接着翻阅起这药本,林凡的目光逐渐被书中所说的各种药方和传说所吸引,直到他翻到最后一面,这才恋恋不舍的将视线挪开。
“奇书,简直就是奇书,真不知道当年那位房神医到底是什么样的人,居然能够写出这种东西来。”林凡自言自语的感慨着,拿着药本的手还在兴奋地颤抖,书上的内容对他这种从医者而言,无益于是打开了新世界的大门。
林凡这才发现,之前自己对于中医的理解其实只是管中窥豹而已,根本没能看清全貌。
按照这药本中所说,中药不仅仅是一种医疗手段,还是促进人类进化的珍贵资源,比如书中所记载的一副锻骨汤药方,不仅能让习武之人身如铁骨,更能在一定程度上改变此人的资质,让他的实力更上一层楼。
“这种药方,一定程度上已经可以改变一个人的命运,也难怪颜美玉如此想得到它”,林凡看着手中的药本,这才明白它的价值,像锻骨汤这种药方,一侧药本中有记载着三四种方法,还不提其它各种玄乎其神的药材传说,如果真能弄到的话,林凡大胆猜测,活上两百岁应该也没什么问题。
“九房秘术,看样子这种药本一共有九册,也不知道剩下几册在哪。

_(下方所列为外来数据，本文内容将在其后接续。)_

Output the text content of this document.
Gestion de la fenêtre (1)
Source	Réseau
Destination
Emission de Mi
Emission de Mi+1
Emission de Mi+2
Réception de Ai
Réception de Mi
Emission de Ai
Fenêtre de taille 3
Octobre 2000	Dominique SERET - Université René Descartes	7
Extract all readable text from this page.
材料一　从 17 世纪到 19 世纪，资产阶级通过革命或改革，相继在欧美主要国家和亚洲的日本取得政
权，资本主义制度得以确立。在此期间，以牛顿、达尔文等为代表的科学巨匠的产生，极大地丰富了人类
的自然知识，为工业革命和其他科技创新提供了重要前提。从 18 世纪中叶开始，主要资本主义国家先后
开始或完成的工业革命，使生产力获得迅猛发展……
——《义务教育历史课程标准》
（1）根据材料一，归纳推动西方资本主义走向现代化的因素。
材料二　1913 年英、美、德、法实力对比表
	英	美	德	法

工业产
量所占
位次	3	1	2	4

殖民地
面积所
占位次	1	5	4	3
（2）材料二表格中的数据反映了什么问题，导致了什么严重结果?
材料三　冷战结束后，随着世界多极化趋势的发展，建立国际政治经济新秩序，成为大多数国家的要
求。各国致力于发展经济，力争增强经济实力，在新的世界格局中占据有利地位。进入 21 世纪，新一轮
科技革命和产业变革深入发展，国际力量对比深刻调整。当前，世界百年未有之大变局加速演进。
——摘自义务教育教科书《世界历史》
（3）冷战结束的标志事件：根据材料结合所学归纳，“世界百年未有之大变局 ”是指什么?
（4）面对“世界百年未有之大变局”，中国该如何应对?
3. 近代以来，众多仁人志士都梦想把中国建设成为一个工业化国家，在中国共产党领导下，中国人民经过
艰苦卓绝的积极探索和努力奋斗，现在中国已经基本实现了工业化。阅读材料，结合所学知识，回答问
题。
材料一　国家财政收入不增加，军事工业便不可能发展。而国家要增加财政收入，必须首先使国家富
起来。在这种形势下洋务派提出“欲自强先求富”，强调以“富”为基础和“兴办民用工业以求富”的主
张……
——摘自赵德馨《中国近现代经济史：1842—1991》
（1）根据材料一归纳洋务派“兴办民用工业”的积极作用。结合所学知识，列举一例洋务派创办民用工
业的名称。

”
他看着最后一页那段没头没尾的药方,惆怅不已,这分明就是一种极厉害药方,可惜被人分成了九段,他手中的拿着的,只是其中一段而已,就不知道剩下的几册都在哪,自己有生之年能不能把它们全都凑齐。
保平居中,颜美玉双眼含泪的跪坐在地上,满脸诧异的望着曹保平,精致的脸上,赫然印着一个泛红的巴掌印。
曹保平怒不可遏的说道:“已经到手的东西,你居然都能弄丢,带过去七八个人还打不过一个受伤未愈的臭小子,这就是你替我做的事?”
“你打我,你为了这点儿事情居然打我!”颜美玉像是没听见曹保平的话一样,颤巍巍的手指摸着自己被打的脸颊,不敢置信的自语道。
“你知道那药本对我而言意味着什么嘛,我花了整整十年的时间才收集到七本,被你这么一折腾,房家肯定会把药本藏起来,到时候再想找....”
曹保平的胸膛剧烈起伏着,显示出他此刻暴怒的心情。
“王大虎他们几个一起上都打不过那个叫林凡的,我有什么办法,难道你要让我一个弱女子冲上去和人家打吗!”颜美玉争辩道,一张俏脸上哭的是梨花带雨,只是那泪水裹挟着脂粉,顺着脸颊流下来,显得有些诡异。
曹保平一看地上的女人又有了要撒泼的迹象,心中更是烦闷,不耐烦地冲她摆了摆手,“行了行了,这件事你别管了,先出去吧。”
颜美玉本还想着再争辩几句,但看曹保平这次是真生气了,也不敢太多放肆,擦拭完脸颊的泪水,肿着眼睛委屈巴巴地走出了房门。
曹保平背着手在房间内踱步许久,思量许久,有些不安的掏出贴身携带的钥匙打开藏着药本的抽屉,取出一本捧在手上,眼神中透露出一股子狂热与渴望,喃喃自语道:“不管付出任何代价,我都会凑齐九册药本,我今年已经五十九岁了,没有太多的时间可以耗着,阻挡我的人都必须死!”